I’d submit that this means the Salon piece was not good exposure. It was a waste of time. First, put up a writer website — then, you’ve got somewhere to send those readers you get exposed to, and they can get in touch.

Also, ask yourself, “Exposure to what?” Does this site’s audience fit well with the people you would like to attract? If not, take a pass.

7. If it works for me, this will get you lots of great clients

This one isn’t exactly a lie, just a dodge used to pay you less.

“You’ll be getting a great clip from me, so I shouldn’t have to pay you!” is the rationale.

To sum up, treat what prospects tell you skeptically.

Does it sound like it might be bogus?

Trust your gut. It probably is.

What lies have clients told you? Leave a comment and add to my list.


  1. PowerLancer

    Oh boy, I heard all these lies in my freelancer life. Another good one comes after you finished the job: “I am currently waiting for another project to close and then I can pay you”.

  2. Bruce Hoag, PhD

    I don’t know about you, but I have hundreds of filters for my email. It not only helps me to keep my InBox under control, but it also puts messages about the same topics all in one place.

    And that’s how I came to read this particular one. I having a strategy morning on my writing business.

    I thought that the tips your provided were especially good, and I wanted to tell you that. Writers, like all creative people, need positive feedback. So take this message as a virtual pat on the back. 😉

    Cheers, Bruce

    • Carol Tice

      Thanks Bruce!

  3. Kimberly

    I’ll give you a by line and we will share the article; two authors….

    • D Kendra

      Share the article but not the money… yeesh!

  4. Desdemona

    When I was first starting out, I competed with a bunch of writers for an internship at a music website. I was so happy when I won! After that, the site owner made a big deal about the opportunity to be promoted to staff writer.

    I ended at the top of the intern heap and got the promotion first, which only meant I was the first to learn the staff position was…unpaid. I quit immediately. The sad thing is I would have happily continued interning just for the perks (very valuable concert tix, VIP passes, etc.) but the dishonesty turned me off.

    The editor had the nerve to complain I hadn’t given them two weeks notice :-/

  5. Jan Pedersen

    I was surprised not to see this one:

    “This is going to be a very profitable product…so if you’ll cut your hourly rates, I’ll cut you in for x% of the profits…”

    When I stood my ground, the guy appeared offended that I wouldn’t “trust” his word, and told me I was being “stupid and short-sighted.”

    Pissed me off.

    • Carol Tice

      Jan, if you have a contract for that and it’s copywriting, I wouldn’t count that out. That is exactly how all the big copywriters end up making a fortune, on royalty participation.

      But you have to feel the company is legit and your contract will hold water. It could be a scam, or could be a cash cow you could retire on.

    • D Kendra

      Jan, several years ago, I inherited just under $200K. I had a few “friends” who asked me to join them in a venture or two. When I told them to make a go at it first, and then I’d invest in it if I liked it, they told me I was “stupid for not getting in the ground floor of a good deal.”
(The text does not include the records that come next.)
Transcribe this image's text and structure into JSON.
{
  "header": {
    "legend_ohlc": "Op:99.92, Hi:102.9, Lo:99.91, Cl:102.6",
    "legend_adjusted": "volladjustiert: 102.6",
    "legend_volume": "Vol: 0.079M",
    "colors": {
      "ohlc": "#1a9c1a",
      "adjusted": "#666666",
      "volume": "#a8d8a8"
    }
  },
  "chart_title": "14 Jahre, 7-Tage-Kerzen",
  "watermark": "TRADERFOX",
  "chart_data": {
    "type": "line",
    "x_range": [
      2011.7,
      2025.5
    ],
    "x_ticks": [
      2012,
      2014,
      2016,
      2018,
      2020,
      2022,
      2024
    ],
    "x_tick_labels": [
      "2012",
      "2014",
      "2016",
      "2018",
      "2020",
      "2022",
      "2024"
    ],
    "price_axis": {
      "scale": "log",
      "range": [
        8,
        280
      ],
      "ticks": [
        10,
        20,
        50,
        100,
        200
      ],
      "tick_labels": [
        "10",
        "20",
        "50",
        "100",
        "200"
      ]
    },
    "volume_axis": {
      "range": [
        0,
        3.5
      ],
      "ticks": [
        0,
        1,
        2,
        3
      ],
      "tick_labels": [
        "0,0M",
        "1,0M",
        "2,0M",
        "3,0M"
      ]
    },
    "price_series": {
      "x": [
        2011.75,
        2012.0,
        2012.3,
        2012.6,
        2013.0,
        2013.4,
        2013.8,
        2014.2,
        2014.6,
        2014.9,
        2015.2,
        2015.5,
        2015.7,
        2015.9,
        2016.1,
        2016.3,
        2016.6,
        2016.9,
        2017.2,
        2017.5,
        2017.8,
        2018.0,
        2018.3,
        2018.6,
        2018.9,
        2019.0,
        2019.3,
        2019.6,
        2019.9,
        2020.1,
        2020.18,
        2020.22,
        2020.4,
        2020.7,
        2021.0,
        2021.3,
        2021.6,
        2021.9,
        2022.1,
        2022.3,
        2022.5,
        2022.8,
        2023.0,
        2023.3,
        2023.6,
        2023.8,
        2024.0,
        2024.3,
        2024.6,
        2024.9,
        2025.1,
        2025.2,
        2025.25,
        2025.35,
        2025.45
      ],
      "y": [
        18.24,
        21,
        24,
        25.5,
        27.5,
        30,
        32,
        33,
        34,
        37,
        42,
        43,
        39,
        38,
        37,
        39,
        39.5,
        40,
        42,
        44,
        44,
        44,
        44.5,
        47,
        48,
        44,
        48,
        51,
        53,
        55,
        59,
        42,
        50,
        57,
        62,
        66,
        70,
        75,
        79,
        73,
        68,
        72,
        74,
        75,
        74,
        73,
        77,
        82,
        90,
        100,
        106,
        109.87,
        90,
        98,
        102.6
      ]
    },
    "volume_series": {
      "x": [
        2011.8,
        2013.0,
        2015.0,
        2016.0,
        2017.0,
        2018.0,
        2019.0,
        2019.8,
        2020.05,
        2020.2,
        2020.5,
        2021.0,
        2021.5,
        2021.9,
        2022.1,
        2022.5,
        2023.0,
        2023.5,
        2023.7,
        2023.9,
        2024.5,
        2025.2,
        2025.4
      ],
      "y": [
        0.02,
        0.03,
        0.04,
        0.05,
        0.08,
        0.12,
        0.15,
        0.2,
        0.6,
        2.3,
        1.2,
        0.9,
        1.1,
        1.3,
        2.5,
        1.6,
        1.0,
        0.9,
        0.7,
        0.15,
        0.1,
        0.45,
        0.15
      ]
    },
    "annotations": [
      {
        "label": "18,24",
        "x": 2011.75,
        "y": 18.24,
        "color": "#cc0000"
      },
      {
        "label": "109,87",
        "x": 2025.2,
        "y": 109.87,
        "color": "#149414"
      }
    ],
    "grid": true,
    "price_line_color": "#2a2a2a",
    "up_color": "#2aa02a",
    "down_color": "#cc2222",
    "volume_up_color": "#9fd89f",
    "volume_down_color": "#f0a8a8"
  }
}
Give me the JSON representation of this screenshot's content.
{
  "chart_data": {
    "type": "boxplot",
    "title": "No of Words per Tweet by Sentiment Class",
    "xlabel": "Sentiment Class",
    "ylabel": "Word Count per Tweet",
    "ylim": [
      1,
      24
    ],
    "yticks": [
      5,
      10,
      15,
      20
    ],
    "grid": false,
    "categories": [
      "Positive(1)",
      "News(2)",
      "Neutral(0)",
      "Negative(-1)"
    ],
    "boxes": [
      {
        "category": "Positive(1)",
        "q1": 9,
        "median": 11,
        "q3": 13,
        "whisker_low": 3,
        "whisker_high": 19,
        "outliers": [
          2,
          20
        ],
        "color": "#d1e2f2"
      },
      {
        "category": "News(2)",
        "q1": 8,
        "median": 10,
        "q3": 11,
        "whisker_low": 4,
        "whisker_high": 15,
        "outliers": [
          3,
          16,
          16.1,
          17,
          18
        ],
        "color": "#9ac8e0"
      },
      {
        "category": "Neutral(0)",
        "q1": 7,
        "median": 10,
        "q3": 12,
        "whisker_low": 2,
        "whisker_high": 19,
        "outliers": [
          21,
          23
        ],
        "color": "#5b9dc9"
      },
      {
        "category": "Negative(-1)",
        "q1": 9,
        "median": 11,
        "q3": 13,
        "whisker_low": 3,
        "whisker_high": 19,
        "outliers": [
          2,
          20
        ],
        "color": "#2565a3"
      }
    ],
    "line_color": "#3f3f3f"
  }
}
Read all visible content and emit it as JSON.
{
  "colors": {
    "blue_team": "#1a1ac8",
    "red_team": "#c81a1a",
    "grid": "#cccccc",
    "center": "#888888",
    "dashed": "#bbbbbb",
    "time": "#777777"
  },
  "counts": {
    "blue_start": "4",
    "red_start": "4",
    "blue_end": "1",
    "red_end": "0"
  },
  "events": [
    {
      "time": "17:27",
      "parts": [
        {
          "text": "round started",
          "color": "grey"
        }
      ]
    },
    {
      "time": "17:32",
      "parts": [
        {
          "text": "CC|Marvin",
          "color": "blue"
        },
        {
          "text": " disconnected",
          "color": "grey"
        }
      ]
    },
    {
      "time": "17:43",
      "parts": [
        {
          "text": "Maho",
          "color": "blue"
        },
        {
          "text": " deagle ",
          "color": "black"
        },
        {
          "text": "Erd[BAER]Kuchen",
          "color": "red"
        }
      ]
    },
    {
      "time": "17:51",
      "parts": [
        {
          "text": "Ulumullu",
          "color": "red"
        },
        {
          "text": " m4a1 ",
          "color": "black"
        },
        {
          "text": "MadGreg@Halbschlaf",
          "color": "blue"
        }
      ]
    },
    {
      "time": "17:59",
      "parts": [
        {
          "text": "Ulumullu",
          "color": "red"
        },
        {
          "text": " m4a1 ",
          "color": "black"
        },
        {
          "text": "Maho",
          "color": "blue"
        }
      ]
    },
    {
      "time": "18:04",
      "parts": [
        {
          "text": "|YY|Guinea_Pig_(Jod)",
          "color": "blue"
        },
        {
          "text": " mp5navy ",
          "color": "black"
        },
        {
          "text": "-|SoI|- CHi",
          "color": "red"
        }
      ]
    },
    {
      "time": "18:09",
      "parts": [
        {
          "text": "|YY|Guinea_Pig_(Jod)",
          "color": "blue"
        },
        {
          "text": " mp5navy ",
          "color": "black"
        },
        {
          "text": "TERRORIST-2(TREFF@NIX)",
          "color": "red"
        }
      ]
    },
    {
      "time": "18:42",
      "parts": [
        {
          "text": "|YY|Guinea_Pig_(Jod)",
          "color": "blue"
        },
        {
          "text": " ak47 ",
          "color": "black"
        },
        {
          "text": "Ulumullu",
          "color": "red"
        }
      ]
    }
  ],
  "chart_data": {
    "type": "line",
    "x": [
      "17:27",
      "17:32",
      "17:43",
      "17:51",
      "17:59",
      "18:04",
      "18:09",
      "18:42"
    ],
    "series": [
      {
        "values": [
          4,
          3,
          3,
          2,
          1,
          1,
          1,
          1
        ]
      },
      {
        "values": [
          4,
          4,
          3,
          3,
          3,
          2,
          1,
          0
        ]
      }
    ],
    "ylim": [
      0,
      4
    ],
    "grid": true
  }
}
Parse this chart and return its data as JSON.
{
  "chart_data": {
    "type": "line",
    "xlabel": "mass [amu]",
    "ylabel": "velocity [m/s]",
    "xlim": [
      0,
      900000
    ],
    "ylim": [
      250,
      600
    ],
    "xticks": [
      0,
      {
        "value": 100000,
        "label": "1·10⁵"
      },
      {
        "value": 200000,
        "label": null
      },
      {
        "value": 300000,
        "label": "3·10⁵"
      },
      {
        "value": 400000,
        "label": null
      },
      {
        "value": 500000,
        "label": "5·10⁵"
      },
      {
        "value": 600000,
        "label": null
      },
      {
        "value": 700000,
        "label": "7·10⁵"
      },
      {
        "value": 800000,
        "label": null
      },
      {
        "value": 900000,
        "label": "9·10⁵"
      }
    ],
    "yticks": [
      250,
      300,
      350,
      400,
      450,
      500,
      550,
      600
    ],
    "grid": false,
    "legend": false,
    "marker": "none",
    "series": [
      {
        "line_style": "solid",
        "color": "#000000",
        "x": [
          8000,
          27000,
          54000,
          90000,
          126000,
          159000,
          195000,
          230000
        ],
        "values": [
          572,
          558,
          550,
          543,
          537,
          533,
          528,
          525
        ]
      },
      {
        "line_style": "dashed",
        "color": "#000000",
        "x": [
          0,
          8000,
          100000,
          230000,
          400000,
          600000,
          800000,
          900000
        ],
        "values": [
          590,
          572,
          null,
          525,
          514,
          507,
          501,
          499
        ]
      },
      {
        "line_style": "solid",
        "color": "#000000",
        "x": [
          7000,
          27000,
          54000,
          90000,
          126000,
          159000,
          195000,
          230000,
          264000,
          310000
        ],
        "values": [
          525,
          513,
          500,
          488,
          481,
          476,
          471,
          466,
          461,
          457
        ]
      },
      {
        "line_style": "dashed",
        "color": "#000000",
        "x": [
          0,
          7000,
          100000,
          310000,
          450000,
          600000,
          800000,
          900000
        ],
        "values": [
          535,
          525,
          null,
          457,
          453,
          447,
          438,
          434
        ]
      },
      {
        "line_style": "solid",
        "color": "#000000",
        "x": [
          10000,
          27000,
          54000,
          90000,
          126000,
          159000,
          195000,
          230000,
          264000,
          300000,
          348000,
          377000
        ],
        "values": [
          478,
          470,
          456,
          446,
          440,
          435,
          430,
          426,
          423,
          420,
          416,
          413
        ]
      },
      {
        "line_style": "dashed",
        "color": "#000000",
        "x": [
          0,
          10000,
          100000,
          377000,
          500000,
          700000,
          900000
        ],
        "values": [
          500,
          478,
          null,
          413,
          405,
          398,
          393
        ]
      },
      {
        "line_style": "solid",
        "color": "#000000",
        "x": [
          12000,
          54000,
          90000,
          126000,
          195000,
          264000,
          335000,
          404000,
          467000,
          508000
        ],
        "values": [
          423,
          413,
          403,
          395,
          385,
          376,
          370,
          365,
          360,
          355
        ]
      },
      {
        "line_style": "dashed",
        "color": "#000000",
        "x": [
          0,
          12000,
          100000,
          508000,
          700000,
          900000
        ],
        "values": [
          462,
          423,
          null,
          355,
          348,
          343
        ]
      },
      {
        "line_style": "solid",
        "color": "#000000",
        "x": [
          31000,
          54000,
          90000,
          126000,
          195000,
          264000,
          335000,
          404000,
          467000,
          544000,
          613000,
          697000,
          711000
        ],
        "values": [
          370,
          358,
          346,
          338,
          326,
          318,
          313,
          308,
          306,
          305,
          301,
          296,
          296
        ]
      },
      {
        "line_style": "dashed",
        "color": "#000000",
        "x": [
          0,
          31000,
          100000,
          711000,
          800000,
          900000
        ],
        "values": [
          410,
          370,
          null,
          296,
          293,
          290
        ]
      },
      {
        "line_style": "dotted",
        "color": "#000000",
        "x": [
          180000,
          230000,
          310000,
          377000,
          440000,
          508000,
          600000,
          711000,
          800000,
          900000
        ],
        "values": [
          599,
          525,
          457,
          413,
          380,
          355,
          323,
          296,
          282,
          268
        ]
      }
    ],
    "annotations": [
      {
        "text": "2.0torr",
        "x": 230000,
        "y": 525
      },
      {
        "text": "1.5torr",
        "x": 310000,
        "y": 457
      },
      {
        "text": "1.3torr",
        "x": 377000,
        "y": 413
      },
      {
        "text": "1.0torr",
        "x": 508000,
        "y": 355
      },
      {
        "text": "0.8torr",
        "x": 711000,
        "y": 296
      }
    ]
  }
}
      Know what? They still haven’t made a go at it (although they still think I was stupid for not doing it when I had the money).

    • Carol Tice

      I think being a venture investor is a very different situation than taking a royalty cut in a copywriting sales job, D Kendra. Investing is a high-risk adventure. If you have confidence in your ability to write copy that converts, the latter could be a real cash cow. You have to trust the company to be transparent in sharing their metrics on how your campaign did…but as I said, a lot of the six-figure copywriters make big money on royalty participation deals.